DC As Usual
And we think they're all full of it. Shut up and get to work.
Rockefeller: Cheney applied 'constant' pressure to stall investigation on flawed Iraq intelligence
By Jonathan S. Landay
McClatchy Newspapers
WASHINGTON - Vice President Dick Cheney exerted "constant" pressure on the Republican former chairman of the Senate Intelligence Committee to stall an investigation into the Bush administration's use of flawed intelligence on Iraq, the panel's Democratic chairman charged Thursday.
In an interview with McClatchy Newspapers, Sen. Jay Rockefeller of West Virginia also accused President Bush of running an illegal program by ordering eavesdropping on Americans' international e-mails and telephone communications without court-issued warrants.
In the 45-minute interview, Rockefeller said that it was "not hearsay" that Cheney, a leading proponent of invading Iraq, pushed Sen. Pat Roberts, R-Kan., to drag out the probe of the administration's use of prewar intelligence.
"It was just constant," Rockefeller said of Cheney's alleged interference. He added that he knew that the vice president attended regular policy meetings in which he conveyed White House directions to Republican staffers.

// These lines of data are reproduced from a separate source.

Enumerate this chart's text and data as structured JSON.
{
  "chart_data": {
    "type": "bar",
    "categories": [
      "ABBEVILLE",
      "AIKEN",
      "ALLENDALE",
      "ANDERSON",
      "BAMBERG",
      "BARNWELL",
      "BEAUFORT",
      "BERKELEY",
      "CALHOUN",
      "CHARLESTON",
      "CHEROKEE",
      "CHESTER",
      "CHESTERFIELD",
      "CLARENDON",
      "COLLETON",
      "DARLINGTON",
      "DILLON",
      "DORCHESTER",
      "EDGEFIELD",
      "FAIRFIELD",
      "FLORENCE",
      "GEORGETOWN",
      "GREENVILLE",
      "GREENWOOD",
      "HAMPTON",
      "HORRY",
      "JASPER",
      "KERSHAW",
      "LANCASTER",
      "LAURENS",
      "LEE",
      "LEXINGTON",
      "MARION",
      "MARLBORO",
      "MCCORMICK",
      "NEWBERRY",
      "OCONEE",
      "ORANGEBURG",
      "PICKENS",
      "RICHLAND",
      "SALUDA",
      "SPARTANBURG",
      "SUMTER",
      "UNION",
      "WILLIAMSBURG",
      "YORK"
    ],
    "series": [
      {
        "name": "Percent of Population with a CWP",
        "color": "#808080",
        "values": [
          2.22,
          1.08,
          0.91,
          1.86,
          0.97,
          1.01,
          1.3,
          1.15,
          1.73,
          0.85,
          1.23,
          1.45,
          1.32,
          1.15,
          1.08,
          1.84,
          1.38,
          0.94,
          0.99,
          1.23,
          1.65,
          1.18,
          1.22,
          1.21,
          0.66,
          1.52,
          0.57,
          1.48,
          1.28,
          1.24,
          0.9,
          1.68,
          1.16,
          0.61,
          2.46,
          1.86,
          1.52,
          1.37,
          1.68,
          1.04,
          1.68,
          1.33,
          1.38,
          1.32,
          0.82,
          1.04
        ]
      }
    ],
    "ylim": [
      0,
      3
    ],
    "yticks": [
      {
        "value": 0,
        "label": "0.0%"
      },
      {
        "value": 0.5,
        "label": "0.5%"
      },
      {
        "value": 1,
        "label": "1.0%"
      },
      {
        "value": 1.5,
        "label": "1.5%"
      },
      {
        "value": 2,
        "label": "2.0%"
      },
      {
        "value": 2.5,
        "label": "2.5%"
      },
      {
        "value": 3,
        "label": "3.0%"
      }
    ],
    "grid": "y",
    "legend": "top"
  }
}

Republicans "just had to go along with the administration," he said.
In an e-mail response to Rockefeller's comments, Cheney's spokeswoman, Lea McBride, said: "The vice president believes Senator Roberts was a good chairman of the Intelligence Committee."
Roberts' chief of staff, Jackie Cottrell, blamed the Democrats for the investigation remaining incomplete more than two years after it began.

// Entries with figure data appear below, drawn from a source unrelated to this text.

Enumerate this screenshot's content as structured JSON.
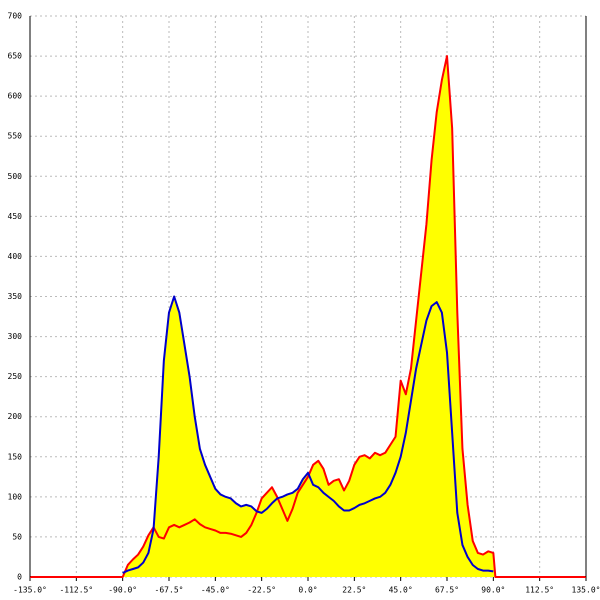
{
  "chart_data": {
    "type": "area",
    "x": [
      -135,
      -90,
      -87.5,
      -85,
      -82.5,
      -80,
      -77.5,
      -75,
      -72.5,
      -70,
      -67.5,
      -65,
      -62.5,
      -60,
      -57.5,
      -55,
      -52.5,
      -50,
      -47.5,
      -45,
      -42.5,
      -40,
      -37.5,
      -35,
      -32.5,
      -30,
      -27.5,
      -25,
      -22.5,
      -20,
      -17.5,
      -15,
      -12.5,
      -10,
      -7.5,
      -5,
      -2.5,
      0,
      2.5,
      5,
      7.5,
      10,
      12.5,
      15,
      17.5,
      20,
      22.5,
      25,
      27.5,
      30,
      32.5,
      35,
      37.5,
      40,
      42.5,
      45,
      47.5,
      50,
      52.5,
      55,
      57.5,
      60,
      62.5,
      65,
      67.5,
      70,
      72.5,
      75,
      77.5,
      80,
      82.5,
      85,
      87.5,
      90,
      91,
      135
    ],
    "series": [
      {
        "color": "#ff0000",
        "values": [
          0,
          0,
          15,
          22,
          28,
          38,
          52,
          62,
          50,
          48,
          62,
          65,
          62,
          65,
          68,
          72,
          66,
          62,
          60,
          58,
          55,
          55,
          54,
          52,
          50,
          55,
          65,
          80,
          98,
          105,
          112,
          100,
          85,
          70,
          85,
          105,
          115,
          125,
          140,
          145,
          135,
          115,
          120,
          122,
          108,
          120,
          140,
          150,
          152,
          148,
          155,
          152,
          155,
          165,
          175,
          245,
          228,
          260,
          320,
          380,
          440,
          520,
          580,
          620,
          650,
          560,
          330,
          160,
          90,
          45,
          30,
          28,
          32,
          30,
          0,
          0
        ]
      },
      {
        "color": "#0000cc",
        "values": [
          null,
          5,
          8,
          10,
          12,
          18,
          30,
          60,
          150,
          270,
          330,
          350,
          330,
          290,
          250,
          200,
          160,
          140,
          125,
          110,
          103,
          100,
          98,
          92,
          88,
          90,
          88,
          82,
          80,
          85,
          92,
          98,
          100,
          103,
          105,
          110,
          122,
          130,
          115,
          112,
          105,
          100,
          95,
          88,
          83,
          83,
          86,
          90,
          92,
          95,
          98,
          100,
          105,
          115,
          130,
          150,
          180,
          220,
          260,
          290,
          320,
          338,
          343,
          330,
          280,
          180,
          80,
          40,
          25,
          15,
          10,
          8,
          8,
          7,
          null,
          null
        ]
      }
    ],
    "fill": "#ffff00",
    "xlim": [
      -135,
      135
    ],
    "ylim": [
      0,
      700
    ],
    "xticks": [
      {
        "value": -135,
        "label": "-135.0°"
      },
      {
        "value": -112.5,
        "label": "-112.5°"
      },
      {
        "value": -90,
        "label": "-90.0°"
      },
      {
        "value": -67.5,
        "label": "-67.5°"
      },
      {
        "value": -45,
        "label": "-45.0°"
      },
      {
        "value": -22.5,
        "label": "-22.5°"
      },
      {
        "value": 0,
        "label": "0.0°"
      },
      {
        "value": 22.5,
        "label": "22.5°"
      },
      {
        "value": 45,
        "label": "45.0°"
      },
      {
        "value": 67.5,
        "label": "67.5°"
      },
      {
        "value": 90,
        "label": "90.0°"
      },
      {
        "value": 112.5,
        "label": "112.5°"
      },
      {
        "value": 135,
        "label": "135.0°"
      }
    ],
    "yticks": [
      0,
      50,
      100,
      150,
      200,
      250,
      300,
      350,
      400,
      450,
      500,
      550,
      600,
      650,
      700
    ],
    "grid": true
  }
}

"Senator Rockefeller's allegations are patently untrue," she said in an e-mail statement. "The delays came from the Democrats' insistence that they expand the scope of the inquiry to make it a more political document going into the 2006 elections. Chairman Roberts did everything he could to accommodate their requests for further information without allowing them to distort the facts."
"I'm not aware of any effort by the vice president, his staff or anyone in the administration to influence the speed at which the committee did its work," said Bill Duhnke, who was Roberts' staff director.
Rockefeller's comments were among the most forceful he's made about why the committee failed to complete the inquiry under Roberts. Roberts chaired the intelligence committee from January 2003 until the Democrats took over Congress this month.